Retaining whitespaces...

There's an input file(input.txt) which has the following details :

CBA
 BA

<Please note the second record has a LEADING WHITESPACE which is VALID>
I am using the following code to read the content of the said file line by line:

while read p ; do
   echo "$p"
done < input.txt

This is the output I am getting :

CBA
BA

Note : The leading WHITESPACE in the second record is getting removed automatically when the read command
is retrieving the values and assigning it to the variable "p"

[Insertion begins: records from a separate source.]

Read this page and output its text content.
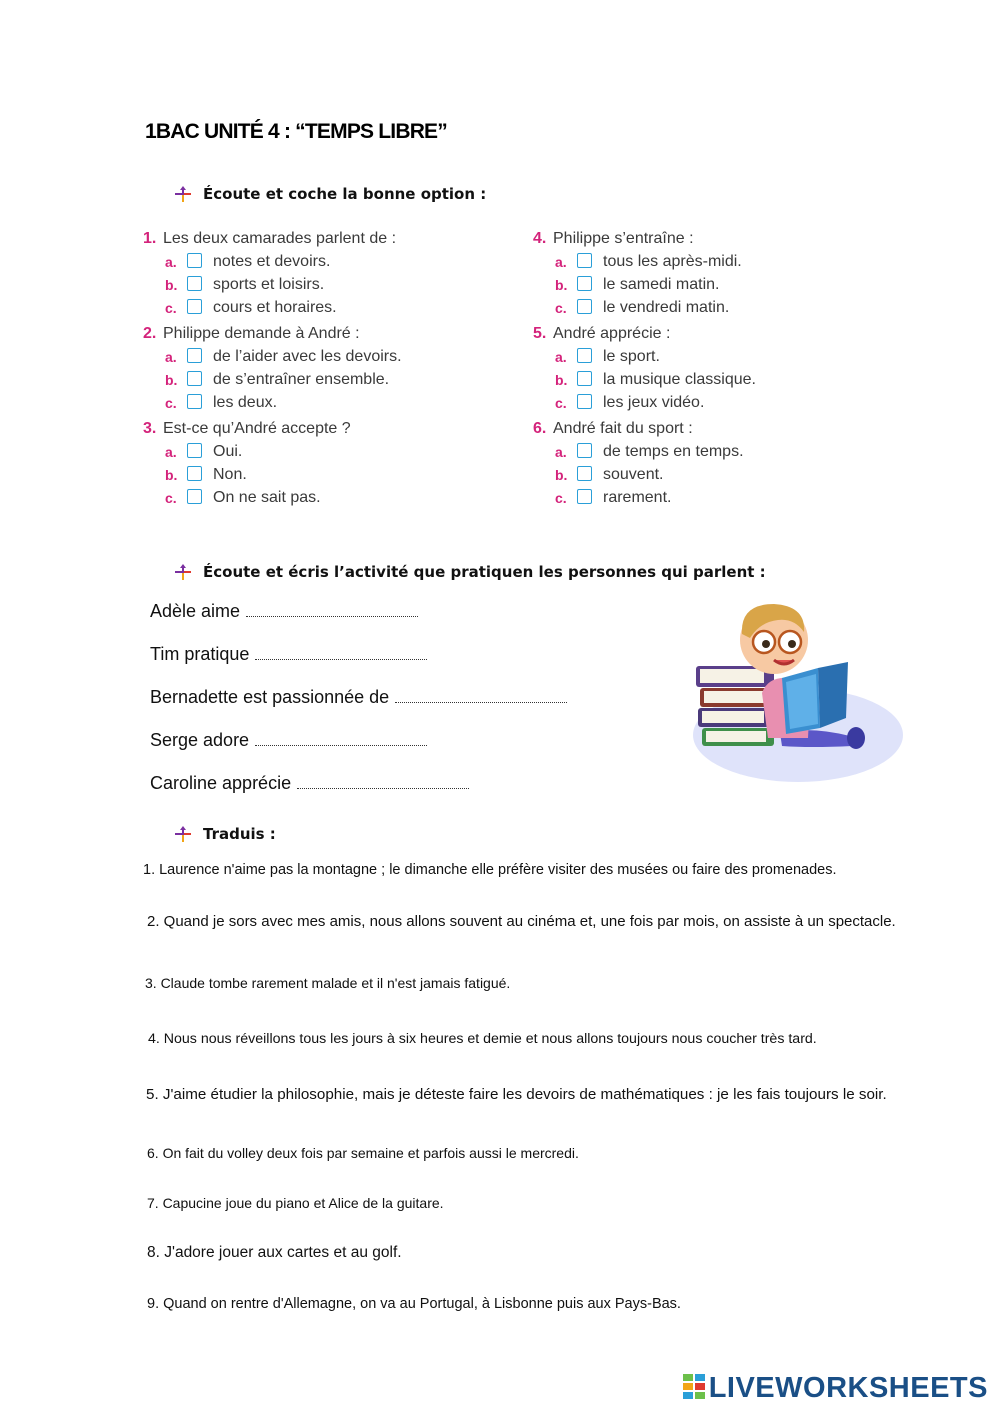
1BAC UNITÉ 4 : “TEMPS LIBRE”
Écoute et coche la bonne option :
1. Les deux camarades parlent de :
a. notes et devoirs.
b. sports et loisirs.
c. cours et horaires.
2. Philippe demande à André :
a. de l’aider avec les devoirs.
b. de s’entraîner ensemble.
c. les deux.
3. Est-ce qu’André accepte ?
a. Oui.
b. Non.
c. On ne sait pas.
4. Philippe s’entraîne :
a. tous les après-midi.
b. le samedi matin.
c. le vendredi matin.
5. André apprécie :
a. le sport.
b. la musique classique.
c. les jeux vidéo.
6. André fait du sport :
a. de temps en temps.
b. souvent.
c. rarement.
Écoute et écris l’activité que pratiquen les personnes qui parlent :
Adèle aime
Tim pratique
Bernadette est passionnée de
Serge adore
Caroline apprécie
Traduis :
1. Laurence n'aime pas la montagne ; le dimanche elle préfère visiter des musées ou faire des promenades.
2. Quand je sors avec mes amis, nous allons souvent au cinéma et, une fois par mois, on assiste à un spectacle.
3. Claude tombe rarement malade et il n'est jamais fatigué.
4. Nous nous réveillons tous les jours à six heures et demie et nous allons toujours nous coucher très tard.
5. J'aime étudier la philosophie, mais je déteste faire les devoirs de mathématiques : je les fais toujours le soir.
6. On fait du volley deux fois par semaine et parfois aussi le mercredi.
7. Capucine joue du piano et Alice de la guitare.
8. J'adore jouer aux cartes et au golf.
9. Quand on rentre d'Allemagne, on va au Portugal, à Lisbonne puis aux Pays-Bas.
LIVEWORKSHEETS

HOW CAN I RETAIN THE LEADING WHITESPACE OF A COMMAND OUTPUT ????
IS IT A DEFAULT FEATURE OF UNIX TO REMOVE ALL LEADING/TRAILING WHITESPACE CHARACTERS WHENEVER A COMMAND ASSIGNS ITS OUTPUT TO A VARIABLE
FROM THE STDOUT ??
HOW TO BYPASS IT ??
This same thing happens for the following command also :

for p in `cat input.txt` ; do
   echo "$p"
done

PLEASE HELP.
Thanks
Kumarjit.

It's a feature of the read builtin. It's designed to split on any characters in the IFS special variable, which default to whitespace, but can be set to whatever you want or even nothing.

Also, you should use read's -r switch, to disable backslash escapes, which read otherwise parses too.

while IFS="" read -r VARNAME
do
        echo "$VARNAME"
done

The for X in `cat file` loop is an even worse idea, because it doesn't split across lines -- it splits across any whitespace.